The club currently has 25 members, who have come out to watch Raptors battle it out with the Lakers, Magic, Grizzlies and Bucks, and see the Leafs take on the Blue Jackets.


Behind each group is a large serving table, which leaves room on the dining tables for bottles of wine, appetizers and, most importantly, hand sanitizer. 


The menu includes classic pub fare like sliders, cauliflower popcorn, tacos and grilled chicken skewers.


There’s also an old-fashioned shrimp cocktail.

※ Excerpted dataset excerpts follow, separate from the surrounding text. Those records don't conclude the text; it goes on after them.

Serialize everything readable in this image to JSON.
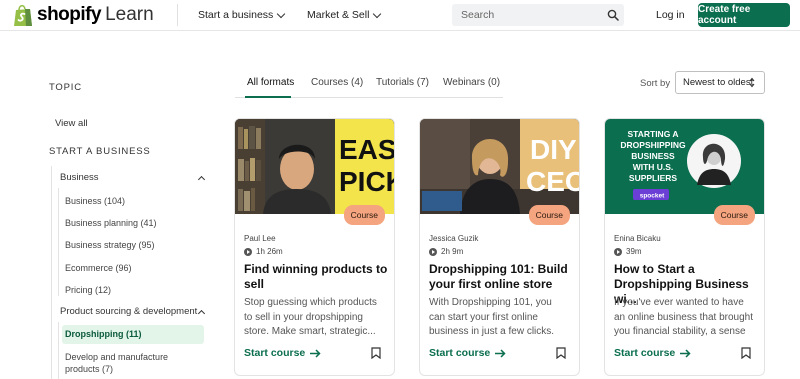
{
  "header": {
    "logo_word": "shopify",
    "logo_learn": "Learn",
    "nav": [
      {
        "label": "Start a business"
      },
      {
        "label": "Market & Sell"
      }
    ],
    "search_placeholder": "Search",
    "login_label": "Log in",
    "cta_label": "Create free account",
    "brand_color": "#0b6e4f"
  },
  "sidebar": {
    "topic_heading": "TOPIC",
    "view_all": "View all",
    "section_heading": "START A BUSINESS",
    "group1": {
      "label": "Business",
      "items": [
        "Business (104)",
        "Business planning (41)",
        "Business strategy (95)",
        "Ecommerce (96)",
        "Pricing (12)"
      ]
    },
    "group2": {
      "label": "Product sourcing & development",
      "active_item": "Dropshipping (11)",
      "items": [
        "Develop and manufacture products (7)"
      ]
    }
  },
  "tabs": [
    {
      "label": "All formats"
    },
    {
      "label": "Courses (4)"
    },
    {
      "label": "Tutorials (7)"
    },
    {
      "label": "Webinars (0)"
    }
  ],
  "sort": {
    "label": "Sort by",
    "value": "Newest to oldest"
  },
  "cards": [
    {
      "badge": "Course",
      "author": "Paul Lee",
      "duration": "1h 26m",
      "title": "Find winning products to sell",
      "description": "Stop guessing which products to sell in your dropshipping store. Make smart, strategic...",
      "cta": "Start course",
      "thumb_text": [
        "EASY",
        "PICK"
      ]
    },
    {
      "badge": "Course",
      "author": "Jessica Guzik",
      "duration": "2h 9m",
      "title": "Dropshipping 101: Build your first online store",
      "description": "With Dropshipping 101, you can start your first online business in just a few clicks. You read th...",
      "cta": "Start course",
      "thumb_text": [
        "DIY",
        "CEO"
      ]
    },
    {
      "badge": "Course",
      "author": "Enina Bicaku",
      "duration": "39m",
      "title": "How to Start a Dropshipping Business wi...",
      "description": "If you've ever wanted to have an online business that brought you financial stability, a sense ...",
      "cta": "Start course",
      "thumb_text": [
        "STARTING A",
        "DROPSHIPPING",
        "BUSINESS",
        "WITH U.S.",
        "SUPPLIERS"
      ],
      "thumb_brand": "spocket"
    }
  ]
}
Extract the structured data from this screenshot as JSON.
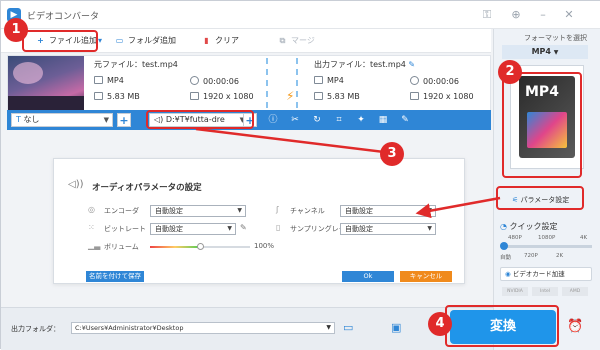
{
  "app": {
    "title": "ビデオコンバータ"
  },
  "toolbar": {
    "add_file": "ファイル追加",
    "add_folder": "フォルダ追加",
    "clear": "クリア",
    "merge": "マージ"
  },
  "file": {
    "source_label": "元ファイル：test.mp4",
    "output_label": "出力ファイル：test.mp4",
    "src_format": "MP4",
    "src_duration": "00:00:06",
    "src_size": "5.83 MB",
    "src_resolution": "1920 x 1080",
    "out_format": "MP4",
    "out_duration": "00:00:06",
    "out_size": "5.83 MB",
    "out_resolution": "1920 x 1080"
  },
  "bar": {
    "subtitle_value": "なし",
    "audio_value": "D:¥T¥futta-dre"
  },
  "audio_panel": {
    "title": "オーディオパラメータの設定",
    "encoder_label": "エンコーダ",
    "encoder_value": "自動設定",
    "bitrate_label": "ビットレート",
    "bitrate_value": "自動設定",
    "volume_label": "ボリューム",
    "volume_value": "100%",
    "volume_level_fraction": 0.5,
    "channel_label": "チャンネル",
    "channel_value": "自動設定",
    "samplerate_label": "サンプリングレート",
    "samplerate_value": "自動設定",
    "save_as_button": "名前を付けて保存",
    "ok_button": "Ok",
    "cancel_button": "キャンセル"
  },
  "right_panel": {
    "output_format_header": "フォーマットを選択",
    "format_value": "MP4",
    "format_tile_label": "MP4",
    "param_settings": "パラメータ設定",
    "quick_settings": "クイック設定",
    "quality_labels_top": [
      "480P",
      "1080P",
      "4K"
    ],
    "quality_labels_bottom": [
      "自動",
      "720P",
      "2K"
    ],
    "gpu_accel": "ビデオカード加速",
    "gpu_chips": [
      "NVIDIA",
      "Intel",
      "AMD"
    ]
  },
  "bottom": {
    "output_folder_label": "出力フォルダ：",
    "output_folder_value": "C:¥Users¥Administrator¥Desktop",
    "convert_button": "変換"
  },
  "annotations": {
    "step1": "1",
    "step2": "2",
    "step3": "3",
    "step4": "4"
  },
  "colors": {
    "accent": "#2f86d6",
    "annotation_red": "#e02a2a",
    "orange": "#f08a1c",
    "convert_blue": "#1f95ea"
  }
}
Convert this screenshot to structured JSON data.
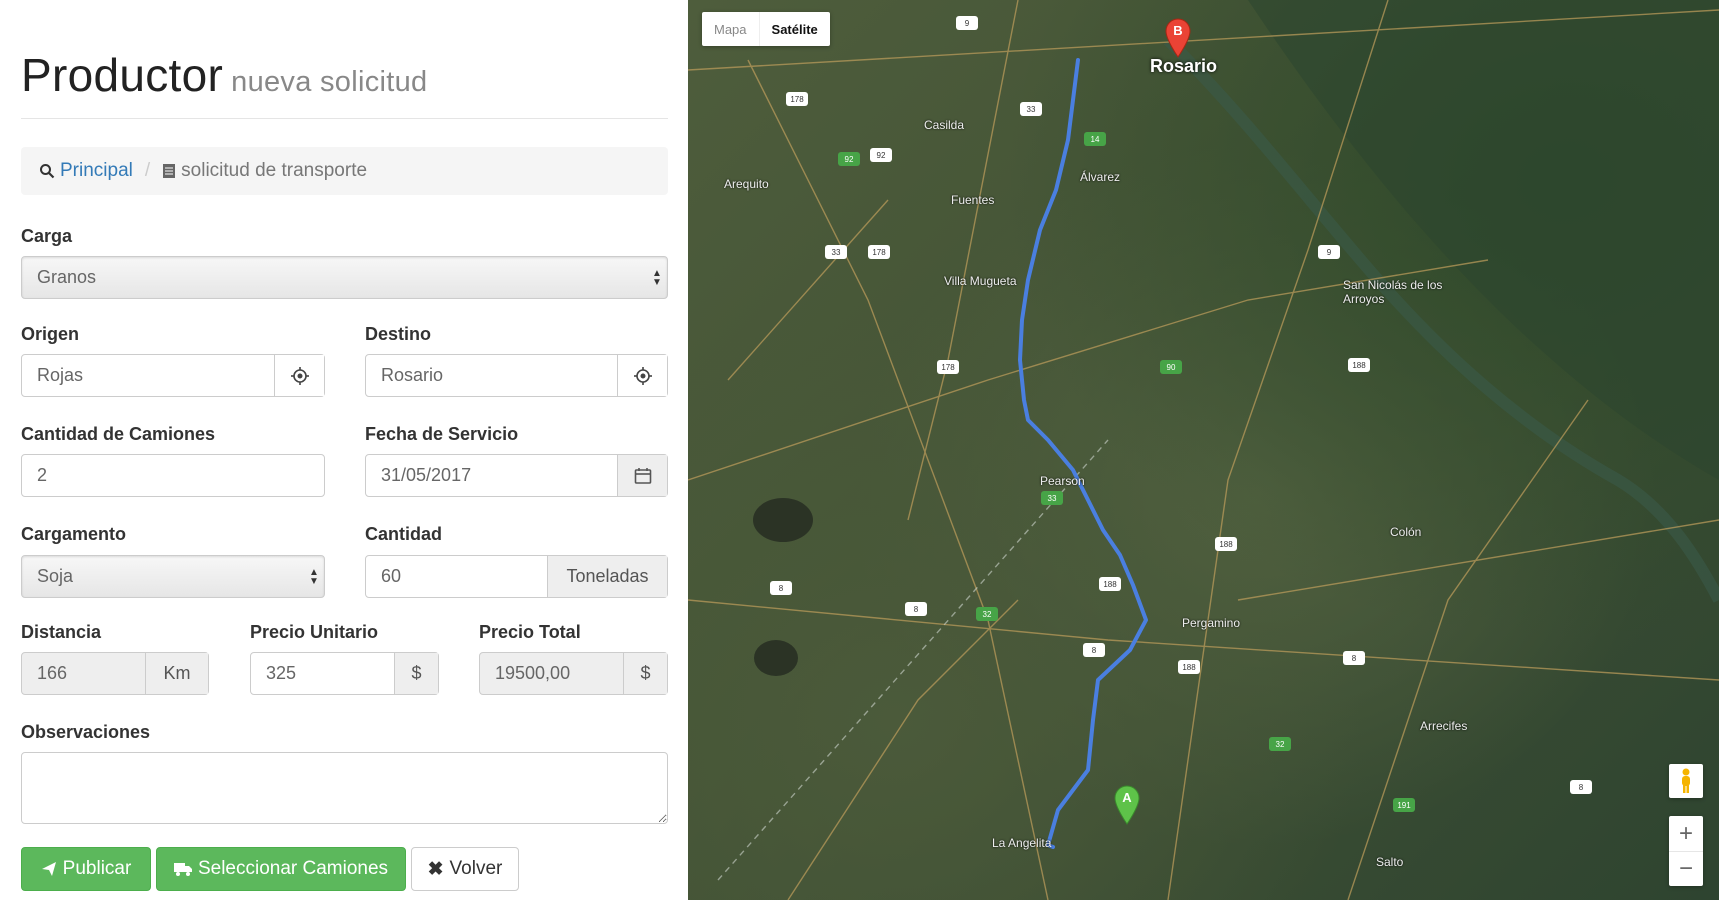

One of the menu’s signature items is Terry’s Platter, which comes with a Tomahawk steak, a ribeye and a medallion. The platter is named after one of the club’s members. After visiting one evening with his three friends, he devoured the largest steak platter available and informed the club that it wasn’t enough meat. When he returned the next day, he was pleased to discover the platter had been upgraded with an extra Tomahawk steak, more sides and his name. 


Temperature checks are mandatory for all club-goers and staff when they enter the venue, and everyone must wear masks inside when they’re not at their tables.


The club started with a team of approximately 50 servers. Now, including bussers, kitchen staff, and security, there are about 100 people on staff. Employees all wear clear masks so they can still be friendly and welcoming toward members. “To have a smile on your face, and to see that smile is huge. We felt it was necessary to provide the hospitality that people like,” he says.

Toronto Sport Club, 15 Saskatchewan Rd., 416-595-5554.